Воры Душ разворошили огонь в каминах и перевернули угли, ища остатки евангелия. Теперь они ведут оставшихся в живых затворниц в трапезную и привязывают к столам. Мать Габриэлу они сажают в ее кресло и привязывают к нему, чтобы она не упустила ничего из предстоящего зрелища. Потом они учиняют надругательство над монахинями с помощью головней и срезают со своих пленниц кожу раскаленными лезвиями. Не добившись от них ответа, мучители выкалывают затворницам глаза и ломают им пальцы рук клещами. Потом они молотком разбивают монахиням пальцы ног и вбивают им большие ржавые гвозди в руки и ноги.

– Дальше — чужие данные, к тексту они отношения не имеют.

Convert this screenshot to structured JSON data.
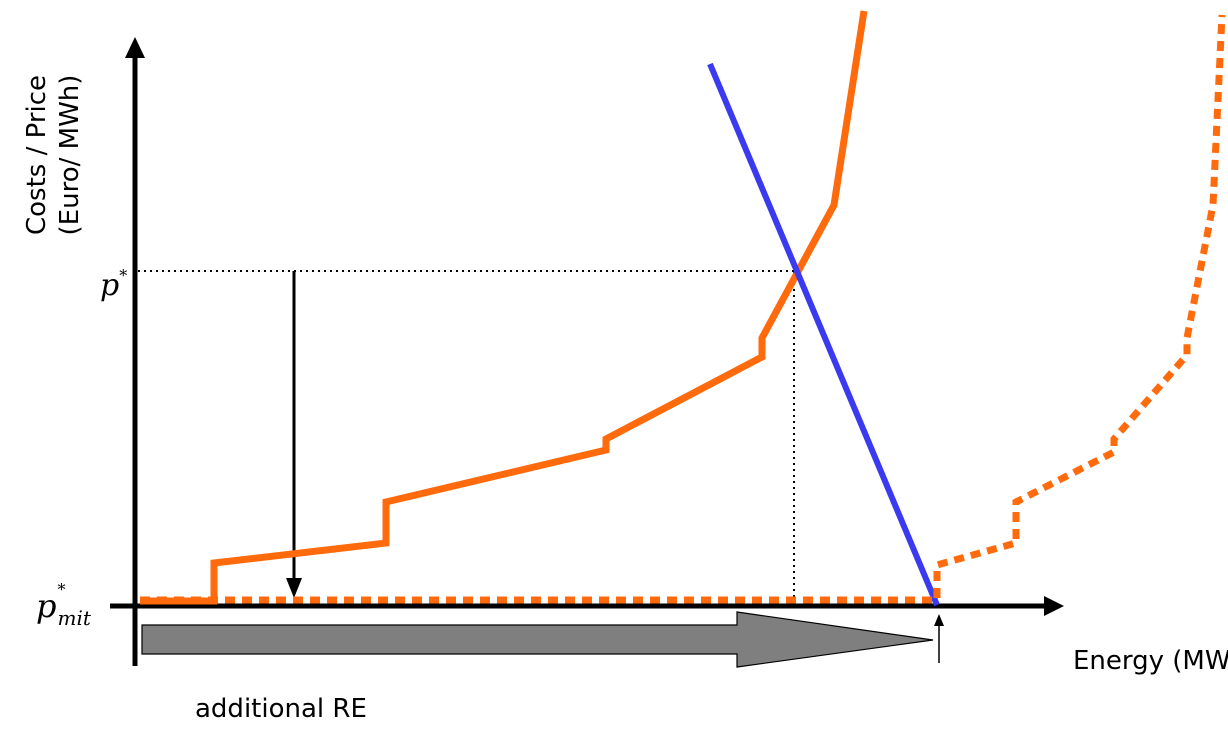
{
  "y_axis_label_line1": "Costs / Price",
  "y_axis_label_line2": "(Euro/ MWh)",
  "x_axis_label": "Energy (MWH)",
  "arrow_label": "additional RE",
  "p_star": {
    "base": "p",
    "sup": "*"
  },
  "p_mit_star": {
    "base": "p",
    "sup": "*",
    "sub": "mit"
  },
  "colors": {
    "supply": "#FF6A0D",
    "demand": "#3A3AF0",
    "axis": "#000000",
    "shift_arrow_fill": "#7F7F7F"
  }
}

— Мария, умоляю вас, проснитесь!
Большинство затворниц умерли, не выдержав пыток. Остальные сошли с ума и стали вопить так громко, что Воры Душ должны были перерезать им горло, чтобы прекратить эти крики.
После этого мучители терзали мать Габриэлу, а потом пошли обыскивать монастырь, оставив ее лежать на столе. Наступает тишина. Слышны только треск факелов и писк крыс, которые сбегаются в темноте к лужам крови и лижут ее.

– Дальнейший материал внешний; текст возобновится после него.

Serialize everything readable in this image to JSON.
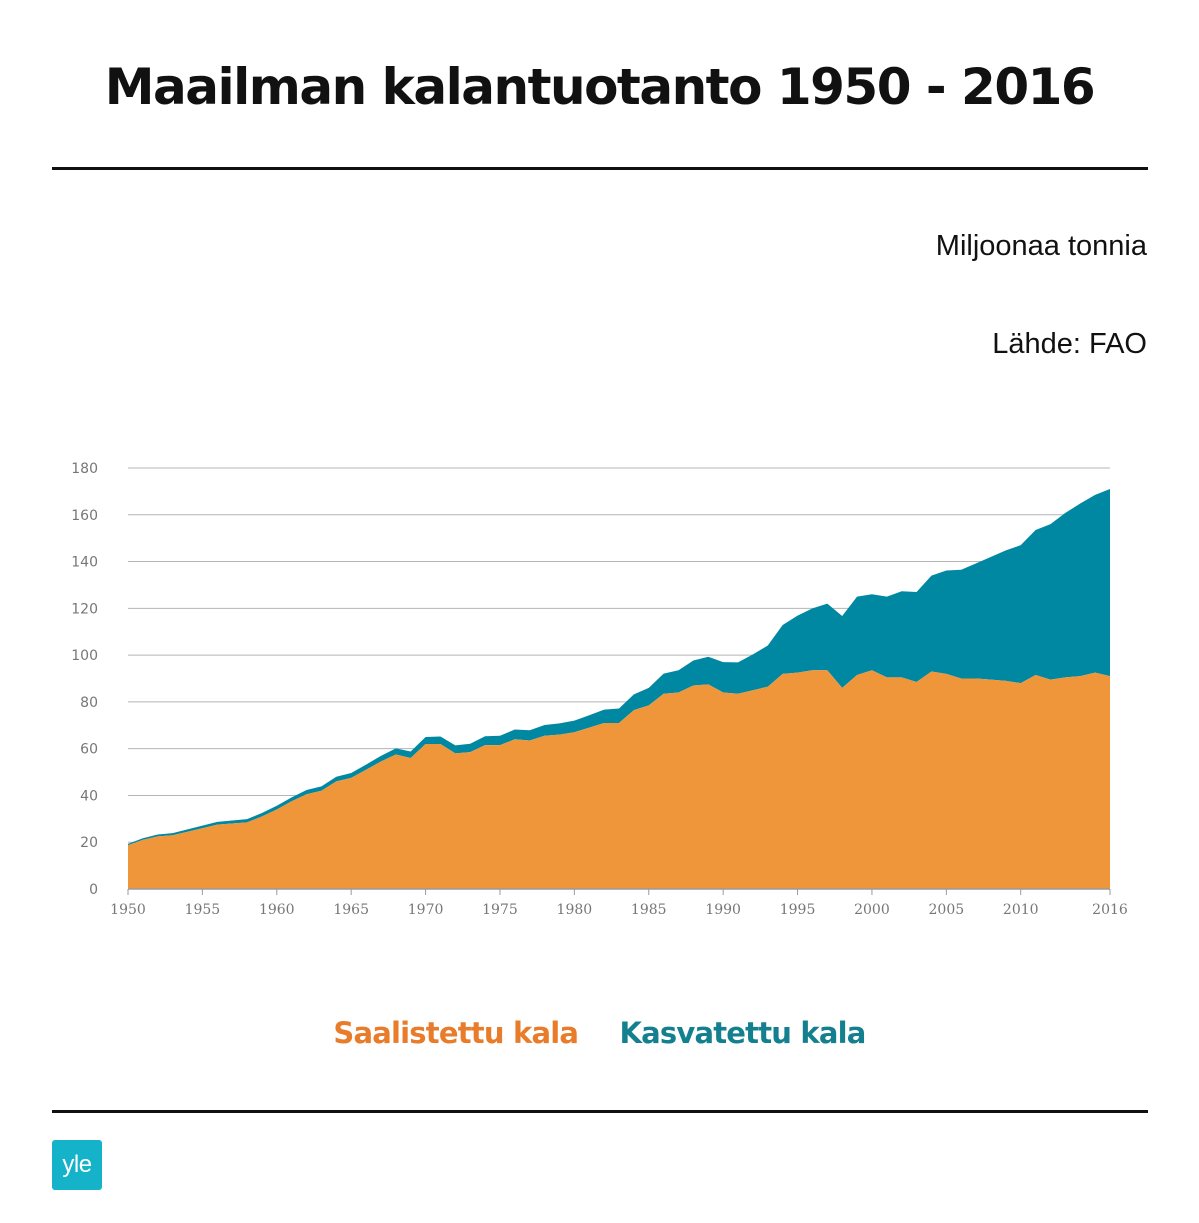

Мария застряла в теле старой затворницы. Ей больно. Мать Габриэла изранена, с ее тела содрана кожа. Она пытается задержать дыхание, чтобы скорее умереть, но это ей не удается. Тогда она начинает растягивать путы, которыми связана, — и вдруг замирает: один узел был слабо затянут и теперь ослаб. Она тянет его — и в конце концов освобождает одну свою покрытую кровью руку. Еще несколько минут старая монахиня извивается на столе, стиснув зубы, чтобы не закричать, потом садится и ставит свои искалеченные ступни на плиточный пол. Она пробирается через трапезную. Перед ней дверь. Мать Габриэла выходит через нее в коридоры, а потом ковыляет примерно сто метров до огромного гобелена мортлейкской мануфактуры. Она приподнимает гобелен, отчего на стене остается след ее крови. Раздается щелчок — и часть стены отодвигается, открывая потайной ход. Старая затворница уходит по нему, и отверстие в стене закрывается.
— Мария, вы слышите меня?
Винтовая лестница, вырубленная в камне, спускается в недра скалы. Затворница идет вдоль запрещенных залов. На мгновение она останавливается и прислушивается. Сквозь стены до нее долетают издалека крики Воров Душ: черные всадники разошлись по комнатам и теперь перекликаются между собой. Они что-то нашли. Это они обнаружили обгоревшие кости в очаге. Теперь они будут много часов рыться на полках и простукивать стены, пока не поймут, что евангелия в библиотеке больше нет. Потом они вернутся пытать свою пленницу.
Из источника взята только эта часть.